Le Grand chef de la nation Jacques Tremblay confirme que, pour le moment, le gouvernement fédéral n'a pas encore donné plus d'information au conseil de bande quant à de futurs acquéreurs du port de mer.

Il n'exclut pas la possibilité de demander un dédommagement dans l'éventualité où le transfert du port serait complété. « Ça dépendra des consultations avec le gouvernement fédéral ».

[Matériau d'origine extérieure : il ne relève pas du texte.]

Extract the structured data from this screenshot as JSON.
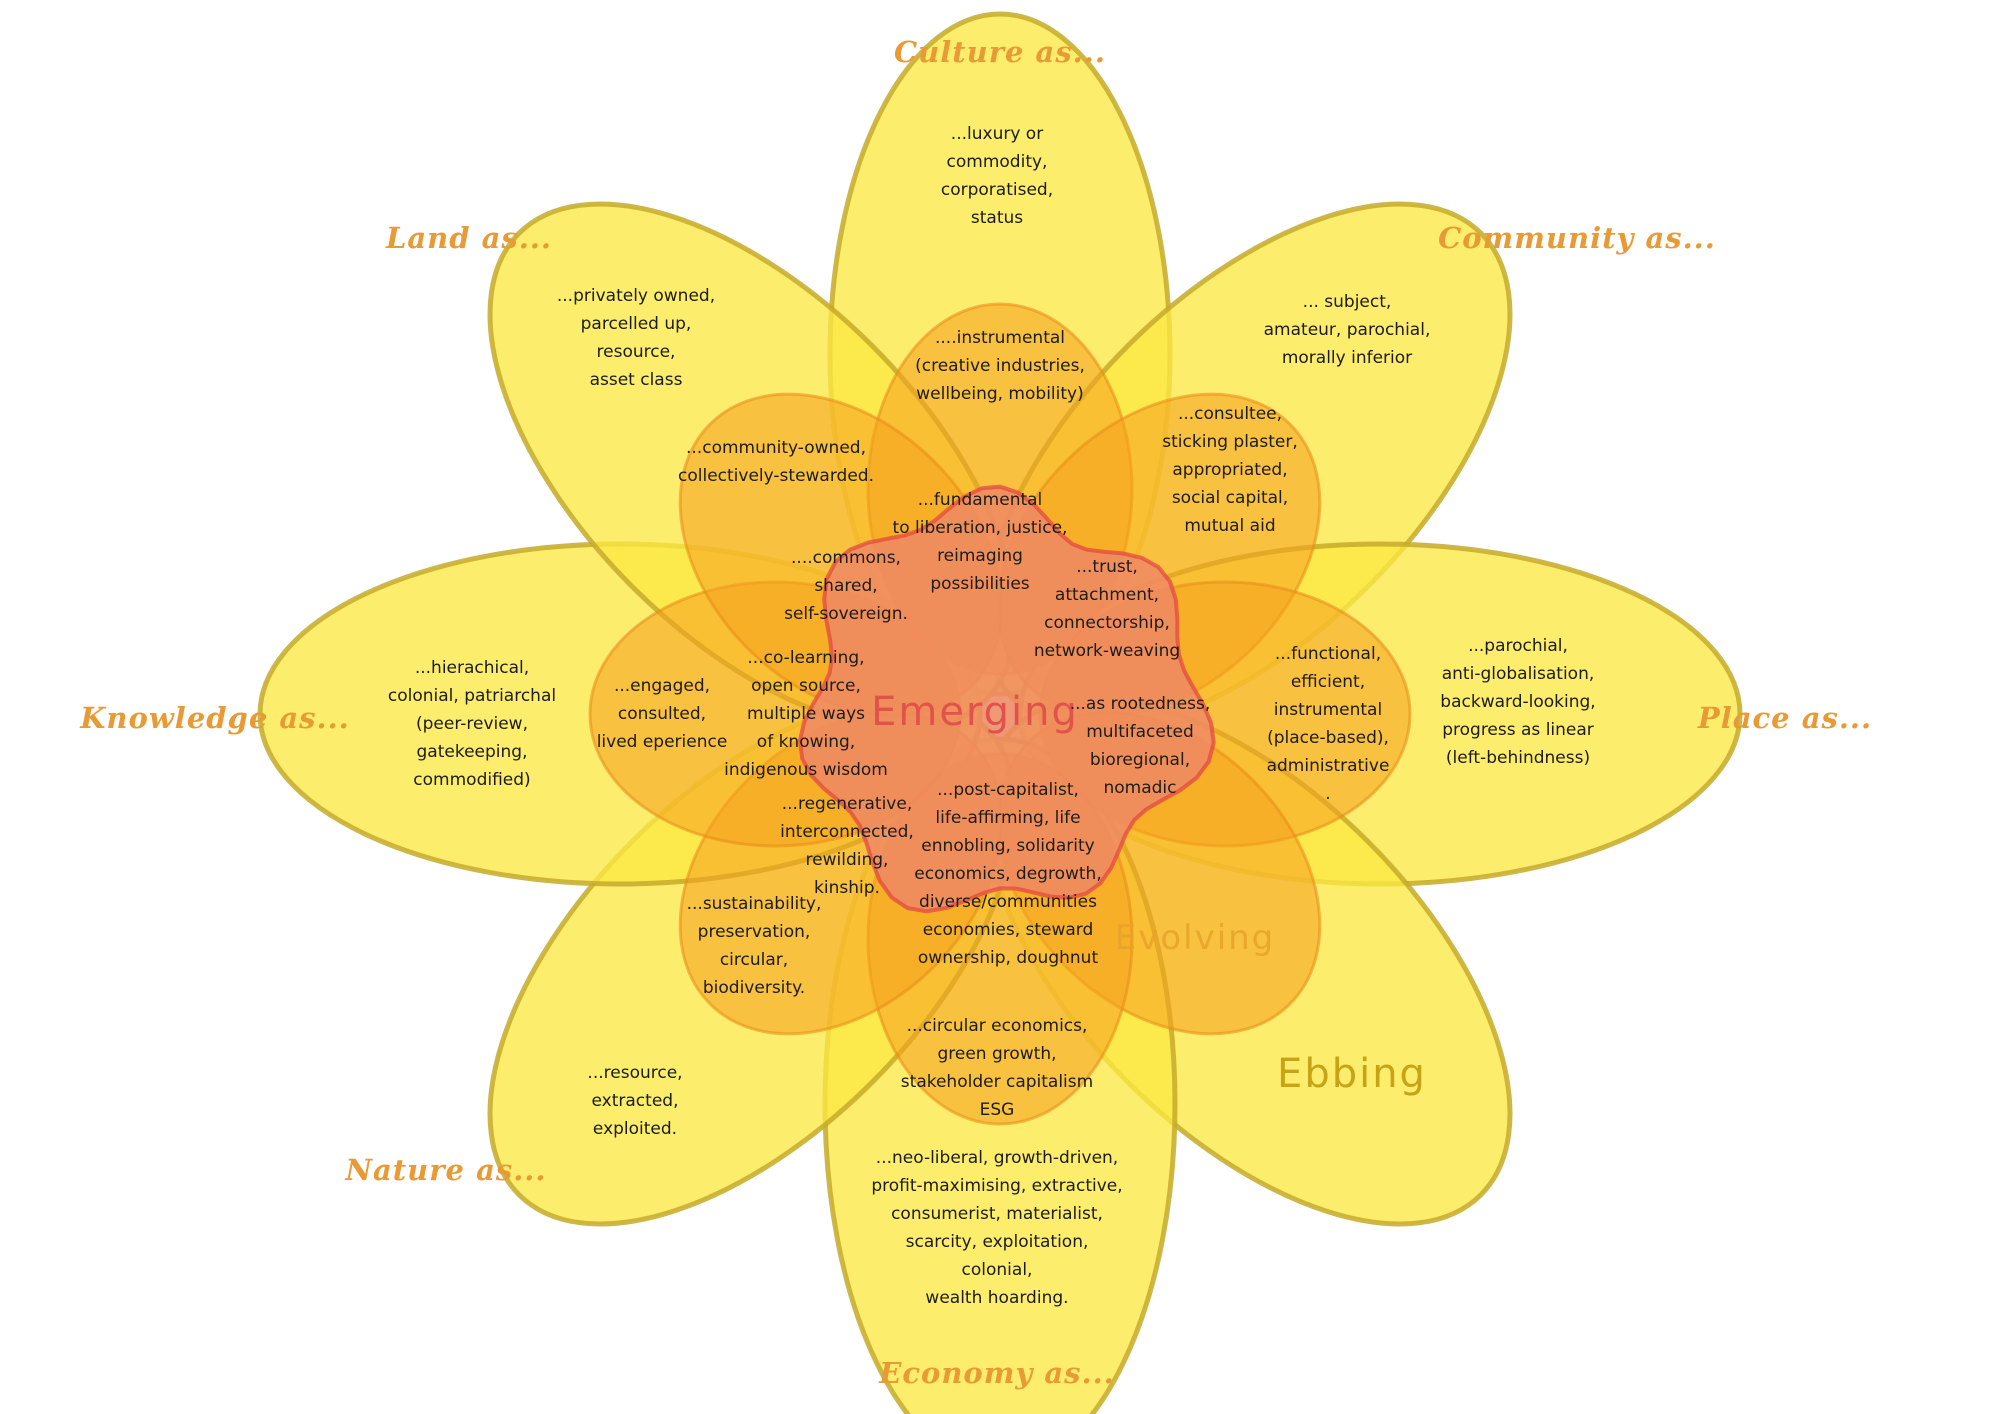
{
  "categories": {
    "culture": "Culture as...",
    "community": "Community as...",
    "place": "Place as...",
    "economy": "Economy as...",
    "nature": "Nature as...",
    "knowledge": "Knowledge as...",
    "land": "Land as..."
  },
  "rings": {
    "emerging": "Emerging",
    "evolving": "Evolving",
    "ebbing": "Ebbing"
  },
  "texts": {
    "culture_ebbing": [
      "...luxury or",
      "commodity,",
      "corporatised,",
      "status"
    ],
    "culture_evolving": [
      "....instrumental",
      "(creative industries,",
      "wellbeing, mobility)"
    ],
    "culture_emerging": [
      "...fundamental",
      "to liberation, justice,",
      "reimaging",
      "possibilities"
    ],
    "community_ebbing": [
      "... subject,",
      "amateur, parochial,",
      "morally inferior"
    ],
    "community_evolving": [
      "...consultee,",
      "sticking plaster,",
      "appropriated,",
      "social capital,",
      "mutual aid"
    ],
    "community_emerging": [
      "...trust,",
      "attachment,",
      "connectorship,",
      "network-weaving"
    ],
    "place_ebbing": [
      "...parochial,",
      "anti-globalisation,",
      "backward-looking,",
      "progress as linear",
      "(left-behindness)"
    ],
    "place_evolving": [
      "...functional,",
      "efficient,",
      "instrumental",
      "(place-based),",
      "administrative",
      "."
    ],
    "place_emerging": [
      "...as rootedness,",
      "multifaceted",
      "bioregional,",
      "nomadic"
    ],
    "economy_ebbing": [
      "...neo-liberal, growth-driven,",
      "profit-maximising, extractive,",
      "consumerist, materialist,",
      "scarcity, exploitation,",
      "colonial,",
      "wealth hoarding."
    ],
    "economy_evolving": [
      "...circular economics,",
      "green growth,",
      "stakeholder capitalism",
      "ESG"
    ],
    "economy_emerging": [
      "...post-capitalist,",
      "life-affirming, life",
      "ennobling, solidarity",
      "economics, degrowth,",
      "diverse/communities",
      "economies, steward",
      "ownership, doughnut"
    ],
    "nature_ebbing": [
      "...resource,",
      "extracted,",
      "exploited."
    ],
    "nature_evolving": [
      "...sustainability,",
      "preservation,",
      "circular,",
      "biodiversity."
    ],
    "nature_emerging": [
      "...regenerative,",
      "interconnected,",
      "rewilding,",
      "kinship."
    ],
    "knowledge_ebbing": [
      "...hierachical,",
      "colonial, patriarchal",
      "(peer-review,",
      "gatekeeping,",
      "commodified)"
    ],
    "knowledge_evolving": [
      "...engaged,",
      "consulted,",
      "lived eperience"
    ],
    "knowledge_emerging": [
      "...co-learning,",
      "open source,",
      "multiple ways",
      "of knowing,",
      "indigenous wisdom"
    ],
    "land_ebbing": [
      "...privately owned,",
      "parcelled up,",
      "resource,",
      "asset class"
    ],
    "land_evolving": [
      "...community-owned,",
      "collectively-stewarded."
    ],
    "land_emerging": [
      "....commons,",
      "shared,",
      "self-sovereign."
    ]
  },
  "colors": {
    "ebbing_fill": "#fbe843",
    "ebbing_outline": "#c5aa2a",
    "evolving_fill": "#f5a21f",
    "emerging_fill": "#ef8a63",
    "emerging_outline": "#e2453f",
    "category_text": "#e89a34"
  }
}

Son conseil de bande n'a pas encore statué s'il déposera une offre d'achat pour le port de mer. Pour le moment, ce sont les municipalités et le gouvernement provincial qui sont dans la mire d'Ottawa pour un transfert potentiel. Les communautés autochtones pourront déposer une offre plus tard dans le programme de cession.

Une nouvelle vocation pour le port

Selon Jacques Tremblay, le port de mer de Gros-Cacouna a besoin d'une nouvelle vocation pour assurer la pérennité des infrastructures.

Je crois que l'industriel lourd doit être exclu et il faut trouver d'autres options.

Jacques Tremblay, Grand chef de la nation Malécite de Viger

Bien que le conseil de bande n'ait pas encore de propositions concrètes, Jacques Tremblay est d'avis qu'une vocation récréotouristique pourrait permettre de développer le port tout en respectant l'environnement.